A essência deste mecanismo reside na legitimidade conferida a qualquer cidadão, ou entidade, para agir judicialmente na defesa de interesses coletivos. Esta característica altera estruturalmente a forma como determinados riscos devem ser avaliados.
Cabe, por isso, aos assessores económicos ajudar a demonstrar se, do ponto de vista económico, existem ou não incentivos à prática da irregularidade – podendo, em determinados contextos, a não prática da infração revelar-se economicamente inviável. Compete-lhes igualmente delimitar o mercado relevante (por exemplo, se uma infração cometida em Portugal se circunscreve ao mercado nacional ou se estende ao europeu) ou analisar impactos ao longo da cadeia de valor – no caso de infração, quem suportou o custo? O consumidor intermédio poderá ter repercutido o custo para o consumidor final? Estas são algumas das questões essenciais que devem ser analisadas para depois se construir o cenário contrafactual e estimar o que teria ocorrido na ausência de infração.
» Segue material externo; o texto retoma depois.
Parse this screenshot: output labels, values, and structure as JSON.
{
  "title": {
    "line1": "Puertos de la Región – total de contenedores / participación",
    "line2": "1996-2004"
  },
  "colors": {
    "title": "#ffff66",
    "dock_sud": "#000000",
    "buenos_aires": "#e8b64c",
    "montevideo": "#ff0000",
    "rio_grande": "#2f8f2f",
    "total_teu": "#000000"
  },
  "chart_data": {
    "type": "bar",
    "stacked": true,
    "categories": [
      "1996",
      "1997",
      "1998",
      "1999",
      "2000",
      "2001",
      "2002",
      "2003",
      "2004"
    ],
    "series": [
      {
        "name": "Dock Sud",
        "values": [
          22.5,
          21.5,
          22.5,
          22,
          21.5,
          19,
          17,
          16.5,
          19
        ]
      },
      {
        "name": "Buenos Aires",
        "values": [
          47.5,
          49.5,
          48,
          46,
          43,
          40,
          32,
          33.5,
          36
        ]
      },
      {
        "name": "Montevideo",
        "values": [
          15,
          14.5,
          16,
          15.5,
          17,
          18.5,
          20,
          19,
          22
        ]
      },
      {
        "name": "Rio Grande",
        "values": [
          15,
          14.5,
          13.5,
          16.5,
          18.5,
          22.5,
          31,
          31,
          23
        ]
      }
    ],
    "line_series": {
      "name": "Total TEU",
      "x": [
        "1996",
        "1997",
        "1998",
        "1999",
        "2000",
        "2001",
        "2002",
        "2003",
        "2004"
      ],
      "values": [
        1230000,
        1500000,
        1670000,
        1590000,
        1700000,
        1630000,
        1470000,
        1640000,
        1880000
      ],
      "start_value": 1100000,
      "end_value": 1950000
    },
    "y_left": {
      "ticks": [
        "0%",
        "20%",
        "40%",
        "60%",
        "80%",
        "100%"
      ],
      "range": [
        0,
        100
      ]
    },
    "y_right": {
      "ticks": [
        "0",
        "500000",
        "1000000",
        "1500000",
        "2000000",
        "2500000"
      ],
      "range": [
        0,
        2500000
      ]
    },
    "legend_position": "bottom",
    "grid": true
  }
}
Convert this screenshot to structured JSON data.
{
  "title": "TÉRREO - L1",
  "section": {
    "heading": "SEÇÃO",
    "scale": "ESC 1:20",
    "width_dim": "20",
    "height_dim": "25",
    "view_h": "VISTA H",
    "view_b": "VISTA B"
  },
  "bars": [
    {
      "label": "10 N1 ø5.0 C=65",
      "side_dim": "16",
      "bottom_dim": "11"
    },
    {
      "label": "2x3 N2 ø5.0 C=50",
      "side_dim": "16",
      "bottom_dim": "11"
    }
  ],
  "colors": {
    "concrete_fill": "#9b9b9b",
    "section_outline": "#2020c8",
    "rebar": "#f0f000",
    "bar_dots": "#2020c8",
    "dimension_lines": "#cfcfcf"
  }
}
Na perspetiva das empresas, esta realidade introduz novas camadas de exposição, que vêem o cerco mais apertado pela expressão que estes processos rapidamente ganham. Processos esses que, na maior parte das vezes se transformam em custos judiciais e impactos reputacionais, para além do pagamento de coimas e indemnizações elevados montantes.
Perante este enquadramento, as ações populares devem passar a ser integradas na matriz de risco estratégico das empresas — não apenas como um exercício de mitigação de práticas potencialmente infratoras, mas também como um exercício de antecipação. As empresas devem incorporar análises económicas robustas que lhes permitam reforçar mecanismos de controlo interno, prevenir condutas de risco e, em última instância, responder a ações populares com base em evidência quantitativa sólida e defensável.